El terreno conserva su base arenosa original y se apoya en la vegetación ya existente. Los pinos, típicos del paisaje costero de la zona, aportan sombra y privacidad sin necesidad de agregar estructuras artificiales. Todo el espacio respeta el perfil del suelo y evita las nivelaciones forzadas.

A esa base se suman gramíneas y arbustos resistentes, capaces de convivir con el viento y la salinidad ambiente, algo clave en una zona de playa como José Ignacio. La elección de estas especies nativas no es caprichosa: reemplazar el césped tradicional elimina los cortes frecuentes, reduce el riego intensivo y evita la reposición constante de sectores dañados, un combo ideal para una casa de descanso.

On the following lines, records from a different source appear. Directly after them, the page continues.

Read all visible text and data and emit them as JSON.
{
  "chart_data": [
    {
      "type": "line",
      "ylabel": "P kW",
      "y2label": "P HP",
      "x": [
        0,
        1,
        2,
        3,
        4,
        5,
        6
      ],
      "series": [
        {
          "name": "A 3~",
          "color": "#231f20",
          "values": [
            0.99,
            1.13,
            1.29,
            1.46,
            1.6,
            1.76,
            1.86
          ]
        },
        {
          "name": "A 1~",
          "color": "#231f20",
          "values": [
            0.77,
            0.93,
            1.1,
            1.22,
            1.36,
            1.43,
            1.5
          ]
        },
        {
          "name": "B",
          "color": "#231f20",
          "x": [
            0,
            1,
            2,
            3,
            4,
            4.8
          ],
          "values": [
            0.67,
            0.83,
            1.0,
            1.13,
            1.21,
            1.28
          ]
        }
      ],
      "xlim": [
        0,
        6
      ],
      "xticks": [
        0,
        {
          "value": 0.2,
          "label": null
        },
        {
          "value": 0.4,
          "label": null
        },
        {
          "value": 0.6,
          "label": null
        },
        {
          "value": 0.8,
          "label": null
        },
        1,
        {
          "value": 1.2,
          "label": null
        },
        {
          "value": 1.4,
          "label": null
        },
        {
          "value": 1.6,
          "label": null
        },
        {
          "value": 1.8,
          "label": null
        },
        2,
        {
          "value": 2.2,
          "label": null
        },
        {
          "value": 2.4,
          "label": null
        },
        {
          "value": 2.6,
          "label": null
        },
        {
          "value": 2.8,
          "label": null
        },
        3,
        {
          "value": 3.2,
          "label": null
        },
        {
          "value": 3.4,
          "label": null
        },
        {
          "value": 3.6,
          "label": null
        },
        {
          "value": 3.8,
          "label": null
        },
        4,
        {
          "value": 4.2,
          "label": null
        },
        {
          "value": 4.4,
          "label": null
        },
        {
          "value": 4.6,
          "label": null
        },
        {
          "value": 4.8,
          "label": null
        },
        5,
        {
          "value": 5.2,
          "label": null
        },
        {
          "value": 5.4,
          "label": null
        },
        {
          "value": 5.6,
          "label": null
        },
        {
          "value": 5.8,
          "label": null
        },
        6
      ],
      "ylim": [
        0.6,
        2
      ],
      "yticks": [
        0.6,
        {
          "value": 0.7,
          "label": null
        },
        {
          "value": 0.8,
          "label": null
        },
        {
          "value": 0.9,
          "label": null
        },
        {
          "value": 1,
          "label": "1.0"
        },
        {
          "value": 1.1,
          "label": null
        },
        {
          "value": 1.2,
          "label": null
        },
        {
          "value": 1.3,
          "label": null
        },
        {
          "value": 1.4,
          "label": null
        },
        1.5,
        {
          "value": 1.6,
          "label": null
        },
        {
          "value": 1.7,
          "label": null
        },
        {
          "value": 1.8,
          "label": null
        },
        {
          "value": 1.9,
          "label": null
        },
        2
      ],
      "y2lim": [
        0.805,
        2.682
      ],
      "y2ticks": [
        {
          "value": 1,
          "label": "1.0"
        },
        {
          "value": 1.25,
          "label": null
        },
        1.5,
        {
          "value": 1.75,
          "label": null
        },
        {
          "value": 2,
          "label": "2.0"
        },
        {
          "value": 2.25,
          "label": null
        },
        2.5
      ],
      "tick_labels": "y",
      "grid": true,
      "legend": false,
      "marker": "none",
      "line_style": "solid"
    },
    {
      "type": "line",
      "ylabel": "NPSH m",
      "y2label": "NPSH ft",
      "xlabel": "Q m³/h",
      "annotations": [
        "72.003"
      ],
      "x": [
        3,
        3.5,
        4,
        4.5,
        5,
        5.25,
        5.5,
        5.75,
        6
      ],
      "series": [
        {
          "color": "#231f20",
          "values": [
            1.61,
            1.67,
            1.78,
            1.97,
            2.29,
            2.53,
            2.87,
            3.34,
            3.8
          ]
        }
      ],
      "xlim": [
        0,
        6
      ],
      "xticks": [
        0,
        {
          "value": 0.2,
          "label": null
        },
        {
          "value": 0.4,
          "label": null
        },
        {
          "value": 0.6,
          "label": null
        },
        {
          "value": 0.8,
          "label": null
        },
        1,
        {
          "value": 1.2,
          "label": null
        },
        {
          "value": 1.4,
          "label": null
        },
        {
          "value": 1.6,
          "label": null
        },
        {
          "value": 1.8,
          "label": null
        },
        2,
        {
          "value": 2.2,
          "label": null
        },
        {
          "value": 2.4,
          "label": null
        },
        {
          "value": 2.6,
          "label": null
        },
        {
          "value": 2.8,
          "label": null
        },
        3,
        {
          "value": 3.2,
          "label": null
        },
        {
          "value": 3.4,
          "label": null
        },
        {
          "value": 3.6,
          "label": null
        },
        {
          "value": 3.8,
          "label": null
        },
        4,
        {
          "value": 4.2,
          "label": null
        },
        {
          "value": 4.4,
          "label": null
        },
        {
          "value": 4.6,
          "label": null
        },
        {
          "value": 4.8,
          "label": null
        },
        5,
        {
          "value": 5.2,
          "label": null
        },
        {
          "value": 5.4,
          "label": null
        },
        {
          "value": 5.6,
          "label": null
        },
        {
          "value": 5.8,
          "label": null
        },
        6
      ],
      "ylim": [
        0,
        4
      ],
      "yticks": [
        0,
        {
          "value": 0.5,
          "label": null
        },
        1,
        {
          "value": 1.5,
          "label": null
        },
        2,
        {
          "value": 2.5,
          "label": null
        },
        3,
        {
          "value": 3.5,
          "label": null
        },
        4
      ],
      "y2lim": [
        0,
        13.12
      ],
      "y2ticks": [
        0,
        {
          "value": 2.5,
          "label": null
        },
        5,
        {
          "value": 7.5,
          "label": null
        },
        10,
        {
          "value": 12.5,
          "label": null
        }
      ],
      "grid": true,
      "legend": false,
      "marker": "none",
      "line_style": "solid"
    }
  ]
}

La decisión responde a una tendencia que crece cada vez más fuerte en el paisajismo de viviendas costeras, donde la sequía y la exposición al mar exigen soluciones de bajo mantenimiento. Zaira Nara llevó esa idea a su máximo potencial visual, con un jardín que parece haber nacido del propio terreno antes que de la mano del paisajista.
La arquitectura que dialoga con el jardín
La construcción acompaña el planteo naturalista con una estética que mezcla minimalismo y guiños coloniales. Paredes blancas de acabado rústico, aberturas de madera y una sucesión de arcadas le dan carácter y cierto aire mediterráneo, mientras los faroles exteriores de inspiración colonial, pero sin ornamentos excesivos, completan el lenguaje clásico con una mirada actual.

Bajo la galería semicubierta, sostenida por columnas simples y una pérgola de troncos, se instaló un comedor exterior con sillas bistró de ratán que suma textura y un aire europeo al conjunto. En el centro de todo, la piscina de líneas rectas se integra con la arena y el deck de madera, reforzando la continuidad entre la vivienda y el paisaje.
El resultado es un espacio sin límites rígidos entre el adentro y el afuera, donde la vegetación se cuela en cada visual y la luz natural moldea los rincones. En una de las postales que compartió en redes, Zaira Nara también mostró el interior del patio de su casa en Punta del Este, un espacio amplio rodeado de naturaleza, con piedras y arena. Una vez más, la conductora demuestra que el lujo hoy pasa por la conexión con la naturaleza y no por lo ornamental.